The record indicates that barring some scandal or unforeseeable development, Harris is likely to be the prohibitive favorite for the 2024 nomination, particularly if you consider the inhibitions facing any Democratic challenger to the first woman and the first person of color to serve as vice-president.

History aside, the case that Harris can be handily defeated in the 2024 primaries appears largely based on negative perceptions of her 2020 presidential campaign, in which she was said to display vacillation on policy positions, uneven debate performances, and an inability to identify an electoral base. Most of all, she never succeeded in overcoming Joe Biden’s powerful support among the Black voters she absolutely had to have for a viable candidacy.

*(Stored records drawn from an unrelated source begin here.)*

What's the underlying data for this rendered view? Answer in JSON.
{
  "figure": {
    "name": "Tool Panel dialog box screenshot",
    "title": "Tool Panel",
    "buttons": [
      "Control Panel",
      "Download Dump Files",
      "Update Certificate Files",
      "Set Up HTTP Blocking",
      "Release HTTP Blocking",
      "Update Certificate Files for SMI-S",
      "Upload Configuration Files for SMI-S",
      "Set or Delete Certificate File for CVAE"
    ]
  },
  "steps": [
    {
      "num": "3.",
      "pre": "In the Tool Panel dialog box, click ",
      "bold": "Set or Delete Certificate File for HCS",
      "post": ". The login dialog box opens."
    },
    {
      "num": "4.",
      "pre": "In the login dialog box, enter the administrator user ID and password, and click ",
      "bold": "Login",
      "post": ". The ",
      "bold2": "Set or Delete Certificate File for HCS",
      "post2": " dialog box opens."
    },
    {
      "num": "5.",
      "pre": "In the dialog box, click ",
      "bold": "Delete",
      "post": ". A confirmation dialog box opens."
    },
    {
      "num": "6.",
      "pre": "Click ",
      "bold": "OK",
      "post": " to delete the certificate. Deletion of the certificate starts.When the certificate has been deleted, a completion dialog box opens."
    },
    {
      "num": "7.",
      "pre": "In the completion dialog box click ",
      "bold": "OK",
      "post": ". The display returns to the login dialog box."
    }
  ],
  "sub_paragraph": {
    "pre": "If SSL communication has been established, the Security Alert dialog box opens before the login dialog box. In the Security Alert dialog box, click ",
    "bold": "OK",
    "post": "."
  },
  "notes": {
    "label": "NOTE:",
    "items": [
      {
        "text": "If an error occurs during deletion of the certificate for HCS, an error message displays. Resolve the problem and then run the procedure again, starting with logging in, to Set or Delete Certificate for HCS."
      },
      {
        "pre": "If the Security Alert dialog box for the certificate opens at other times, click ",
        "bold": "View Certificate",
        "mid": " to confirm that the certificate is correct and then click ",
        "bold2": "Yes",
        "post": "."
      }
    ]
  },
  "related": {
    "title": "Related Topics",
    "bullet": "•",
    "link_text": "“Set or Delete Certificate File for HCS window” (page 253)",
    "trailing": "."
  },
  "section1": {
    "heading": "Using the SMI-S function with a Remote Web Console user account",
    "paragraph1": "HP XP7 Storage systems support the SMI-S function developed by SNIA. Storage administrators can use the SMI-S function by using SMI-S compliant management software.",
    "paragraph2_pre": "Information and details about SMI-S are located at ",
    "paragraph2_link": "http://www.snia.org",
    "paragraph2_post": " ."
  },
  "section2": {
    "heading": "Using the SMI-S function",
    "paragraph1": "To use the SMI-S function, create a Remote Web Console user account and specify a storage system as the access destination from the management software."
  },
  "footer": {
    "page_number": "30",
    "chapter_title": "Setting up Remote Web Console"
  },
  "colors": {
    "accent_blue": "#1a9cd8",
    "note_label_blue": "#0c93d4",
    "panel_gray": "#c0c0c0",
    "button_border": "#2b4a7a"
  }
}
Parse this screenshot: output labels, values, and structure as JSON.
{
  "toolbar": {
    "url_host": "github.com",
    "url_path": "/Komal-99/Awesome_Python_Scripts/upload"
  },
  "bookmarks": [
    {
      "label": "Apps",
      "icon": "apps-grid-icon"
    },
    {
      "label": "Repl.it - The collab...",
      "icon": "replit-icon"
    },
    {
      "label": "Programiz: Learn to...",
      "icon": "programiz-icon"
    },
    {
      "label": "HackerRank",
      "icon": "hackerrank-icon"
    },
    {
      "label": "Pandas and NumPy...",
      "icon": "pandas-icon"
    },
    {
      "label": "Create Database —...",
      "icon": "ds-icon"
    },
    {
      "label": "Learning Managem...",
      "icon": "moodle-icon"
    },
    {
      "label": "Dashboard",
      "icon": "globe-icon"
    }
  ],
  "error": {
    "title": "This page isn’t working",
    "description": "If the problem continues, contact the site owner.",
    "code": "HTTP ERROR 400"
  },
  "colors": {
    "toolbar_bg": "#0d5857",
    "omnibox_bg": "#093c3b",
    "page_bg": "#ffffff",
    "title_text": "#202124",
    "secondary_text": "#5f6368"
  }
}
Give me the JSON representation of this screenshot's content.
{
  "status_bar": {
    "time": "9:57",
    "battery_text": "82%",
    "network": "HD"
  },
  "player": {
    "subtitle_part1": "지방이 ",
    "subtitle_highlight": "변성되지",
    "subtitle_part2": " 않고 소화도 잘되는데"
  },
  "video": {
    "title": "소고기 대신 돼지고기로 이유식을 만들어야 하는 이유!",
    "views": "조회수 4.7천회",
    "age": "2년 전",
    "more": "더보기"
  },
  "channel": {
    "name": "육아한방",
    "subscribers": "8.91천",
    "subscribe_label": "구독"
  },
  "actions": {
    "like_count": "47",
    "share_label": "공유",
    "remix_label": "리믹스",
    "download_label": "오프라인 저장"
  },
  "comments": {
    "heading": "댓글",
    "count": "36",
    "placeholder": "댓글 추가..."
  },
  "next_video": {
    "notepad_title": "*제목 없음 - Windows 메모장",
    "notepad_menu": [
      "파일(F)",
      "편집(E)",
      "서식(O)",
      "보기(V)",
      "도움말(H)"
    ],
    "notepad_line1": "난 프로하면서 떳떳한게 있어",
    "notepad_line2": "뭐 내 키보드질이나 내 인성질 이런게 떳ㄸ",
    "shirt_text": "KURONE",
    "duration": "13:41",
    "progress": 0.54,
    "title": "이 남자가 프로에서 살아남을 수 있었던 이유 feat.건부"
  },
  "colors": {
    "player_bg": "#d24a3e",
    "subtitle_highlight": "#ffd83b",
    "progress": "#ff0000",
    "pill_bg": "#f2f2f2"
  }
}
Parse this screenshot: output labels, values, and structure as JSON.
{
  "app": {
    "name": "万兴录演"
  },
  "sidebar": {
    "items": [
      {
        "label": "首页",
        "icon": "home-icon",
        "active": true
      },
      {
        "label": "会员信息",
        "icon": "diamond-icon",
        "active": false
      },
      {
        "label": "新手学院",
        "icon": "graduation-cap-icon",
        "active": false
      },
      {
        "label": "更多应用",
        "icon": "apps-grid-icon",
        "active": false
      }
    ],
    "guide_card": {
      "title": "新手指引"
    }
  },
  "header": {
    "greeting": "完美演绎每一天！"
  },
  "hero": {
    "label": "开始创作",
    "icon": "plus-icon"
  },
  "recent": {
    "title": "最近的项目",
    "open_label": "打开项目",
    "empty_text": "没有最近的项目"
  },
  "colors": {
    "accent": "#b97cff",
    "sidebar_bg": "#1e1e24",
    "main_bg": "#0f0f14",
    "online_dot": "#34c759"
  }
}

Assuming (as is safe to do) that Biden decides to retire, Harris will run as his chosen successor and the bearer of his administration’s legacy, and these 2020 handicaps will mostly go away when it comes to the Democratic nominating process. It is extremely likely that Harris, who is well-positioned in her party’s center of gravity between self-conscious progressives and moderates, will inherit much of Biden’s personal following, and particularly his base of support among Black voters (and probably her fellow Asian Americans as well). She will have her own administration’s policy record and policy-development apparatus to generate a more stable message than she was able to generate on the fly in 2020. And as the Establishment candidate, she should not have serious problems raising enough money and attracting enough expertise to run a highly professional campaign. None of these enhancements mean she will become the 47th president without some skill and luck. But it should be enough to carry her to the nomination, even if, like so many early front-runners in both major parties, she begins the cycle with serious electability questions.

Moreover, it’s not as though there is some evident Democratic alternative for 2024 that will just blow her away on the winds of charisma, popularity, and electability. There’s talk of Pete Buttigieg as a non-Kamala option for 2024, but is this man, who struggled throughout the 2020 nominating contest to establish even the slightest connection to Black voters, going to take them away from Harris? Is Bernie really going to run again at the age of 83? Is Elizabeth Warren going to give up a Senate seat to run at the age of 75? Is there anyone from the left who won’t cede Harris the center, or from the center who won’t cede her the left, along with the bulk of Black voters? Is there anyone else whom the Biden-Harris administration might not intimidate with political threats or seduce with influence and possibly a Cabinet post or an ambassadorship who would pose a real threat to the veep’s nomination? It’s not impossible, but it’s very implausible.

So all this talk of Kamala Harris underwhelming the punditry is mostly hot air. It’s far too early to get a fix on which party will be favored in 2024 (recall that Clinton and Obama were handily reelected after getting waxed in the 1994 and 2010 midterms, respectively) and no particular reason to doubt Biden’s assertions that he will run for a second term. If he retires instead and endorses his handpicked running mate, she’ll inherit all the advantages of incumbency, including a near-lock on the nomination.